Firstly, let’s start with the confusion matrix using the following code.
cm$table
## Reference
## Prediction A B
## A 718 29
## B 32 721
The confusion matrix is basically a way of allowing us to visually assess whether our SVM assigns species (from the test dataset) the correctly or, if not, where any errors are occurring. From our test data, we can see that our SVM broadly does a good job of determining species, with their being no obvious issues. Our data only contains two groups (i.e., species), however if we had multiple groups (i.e., species) then the confusion matrix may be more useful in determining where any potential errors are occurring.
Let’s move on to considering the overall statistics for our model, which can be called using the following code.
cm$overall
## Accuracy Kappa AccuracyLower AccuracyUpper AccuracyNull
## 0.9593333 0.9186667 0.9480660 0.9687530 0.5000000
## AccuracyPValue McnemarPValue
## 0.0000000 0.7978939
So, of the metrics here, the main ones we are going to consider are accuracy and kappa.
If we start with accuracy, the accuracy of our SVM for the test dataset is 95.9333333% which is pretty similar to the accuracy we obtained from the k-fold cross validation of the SVM at the training stage. In other words, our SVM classifies the vast majority of our data points correctly. As such, our model does a really good job of classifying different species in our data.

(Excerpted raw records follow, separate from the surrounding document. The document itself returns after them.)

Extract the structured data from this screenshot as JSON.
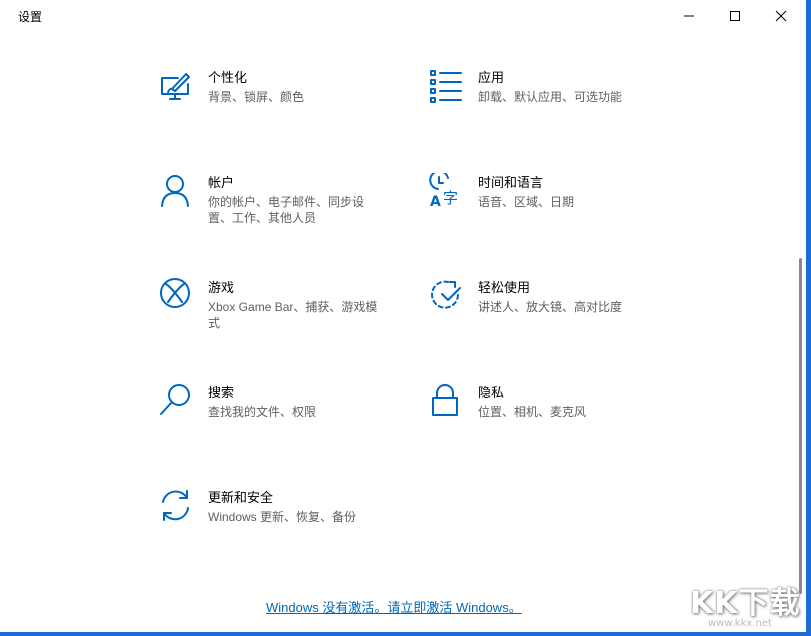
{
  "window": {
    "title": "设置"
  },
  "categories": [
    {
      "name": "个性化",
      "desc": "背景、锁屏、颜色",
      "icon": "personalization-icon"
    },
    {
      "name": "应用",
      "desc": "卸载、默认应用、可选功能",
      "icon": "apps-icon"
    },
    {
      "name": "帐户",
      "desc": "你的帐户、电子邮件、同步设置、工作、其他人员",
      "icon": "account-icon"
    },
    {
      "name": "时间和语言",
      "desc": "语音、区域、日期",
      "icon": "time-language-icon"
    },
    {
      "name": "游戏",
      "desc": "Xbox Game Bar、捕获、游戏模式",
      "icon": "xbox-icon"
    },
    {
      "name": "轻松使用",
      "desc": "讲述人、放大镜、高对比度",
      "icon": "ease-of-access-icon"
    },
    {
      "name": "搜索",
      "desc": "查找我的文件、权限",
      "icon": "search-icon"
    },
    {
      "name": "隐私",
      "desc": "位置、相机、麦克风",
      "icon": "lock-icon"
    },
    {
      "name": "更新和安全",
      "desc": "Windows 更新、恢复、备份",
      "icon": "update-icon"
    }
  ],
  "footer": {
    "activation_link": "Windows 没有激活。请立即激活 Windows。"
  },
  "watermark": {
    "logo_text": "KK下载",
    "url": "www.kkx.net"
  },
  "colors": {
    "accent": "#0067c0",
    "link": "#0067b8",
    "desktop": "#1a6fd0"
  }
}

The next metric to consider is the kappa value. The kappa value is an alternative measure of accuracy which considers the expected and observed accuracy of our SVM. I’m not going to explain kappa in any more detail (but see this comprehensive explanation on stackoverflow), but as with the accuracy metric the higher the value of kappa the better. As we can see, the measure of kappa for our analysis is 0.9186667. This value of kappa indicates that our SVM actually does a slightly worse job of correctly classifying species than is suggested by the SVM accuracy. However, this value is still very high and indicates that our SVM does a great job of classifying these species.

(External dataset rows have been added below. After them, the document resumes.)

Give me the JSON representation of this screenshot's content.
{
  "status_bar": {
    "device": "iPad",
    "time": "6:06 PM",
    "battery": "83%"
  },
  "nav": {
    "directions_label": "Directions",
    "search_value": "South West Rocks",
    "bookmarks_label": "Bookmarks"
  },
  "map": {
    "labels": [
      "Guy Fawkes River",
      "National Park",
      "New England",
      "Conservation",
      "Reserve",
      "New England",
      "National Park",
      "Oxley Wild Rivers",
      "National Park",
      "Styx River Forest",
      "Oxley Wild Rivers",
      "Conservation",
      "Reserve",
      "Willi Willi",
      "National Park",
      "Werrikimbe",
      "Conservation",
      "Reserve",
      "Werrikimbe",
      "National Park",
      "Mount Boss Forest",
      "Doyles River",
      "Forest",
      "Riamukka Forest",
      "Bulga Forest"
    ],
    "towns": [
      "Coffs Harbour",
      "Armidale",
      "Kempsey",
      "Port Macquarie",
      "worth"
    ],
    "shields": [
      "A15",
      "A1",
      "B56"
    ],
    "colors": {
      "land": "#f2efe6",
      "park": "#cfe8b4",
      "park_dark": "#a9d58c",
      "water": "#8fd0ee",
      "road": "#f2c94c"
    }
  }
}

Overall, these metrics are two of the most commonly used metrics for assessing the performance of an SVM. However, additional metrics (e.g., specificity) that we aren’t going to consider here can be shown by using the following code.
cm$byClass
## Sensitivity Specificity Pos Pred Value
## 0.9573333 0.9613333 0.9611780
## Neg Pred Value Precision Recall
## 0.9575033 0.9611780 0.9573333
## F1 Prevalence Detection Rate
## 0.9592518 0.5000000 0.4786667
## Detection Prevalence Balanced Accuracy
## 0.4980000 0.9593333
Overall, our SVM does a great job of correctly classifying the two species in our dataset. In this example there is a relatively defined boundary between the two species, hence the SVM is able to very accurately classify our data. If there was not such a clearly defined boundary, then we might have difficulty in achieving such a high accuracy with our SVM. Similarly, if we had more than two species we may find that our SVM doesn’t do such a good job of classifying our data.

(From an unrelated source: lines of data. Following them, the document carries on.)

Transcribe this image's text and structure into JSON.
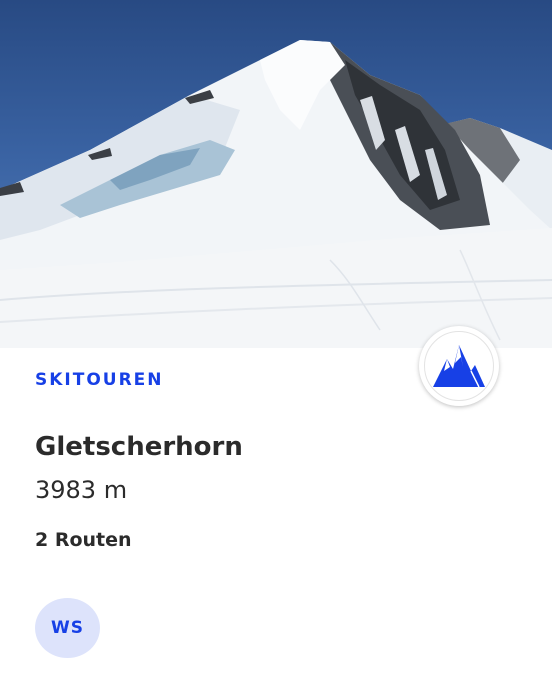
{
  "card": {
    "category": "SKITOUREN",
    "title": "Gletscherhorn",
    "elevation": "3983 m",
    "routes": "2 Routen",
    "difficulty": "WS"
  },
  "hero": {
    "subject": "snow-covered-mountain-peak"
  },
  "badge": {
    "icon": "mountain-icon"
  },
  "colors": {
    "accent": "#1740e6",
    "difficulty_bg": "#dde3fb",
    "text": "#2b2b2b"
  }
}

This introductory tutorial for SVMs uses a relatively straight-forward example with a very high accuracy for our model. However, this is not necessarily reflective of real-world data which is often much ‘messier’. As such, I have also put together an advanced tutorial for a real-world dataset which uses an SVM to classify the quality of wines. This tutorial outlines various additional data cleaning approaches (e.g., SMOTE, SCUT, and dummy variables) that need to be considered. Similarly, this tutorial illustrates the potential ramifications of using SVMs when there is limited data which is ‘messy’ with no clearly defined boundaries between multiple (i.e., more than two) different classes or groups.
Overall, this has hopefully been an useful introductory example for Support Vector Machines!
Hsu, C. W., Chang, C. C., & Lin, C. J. (2003). A practical guide to support vector classification.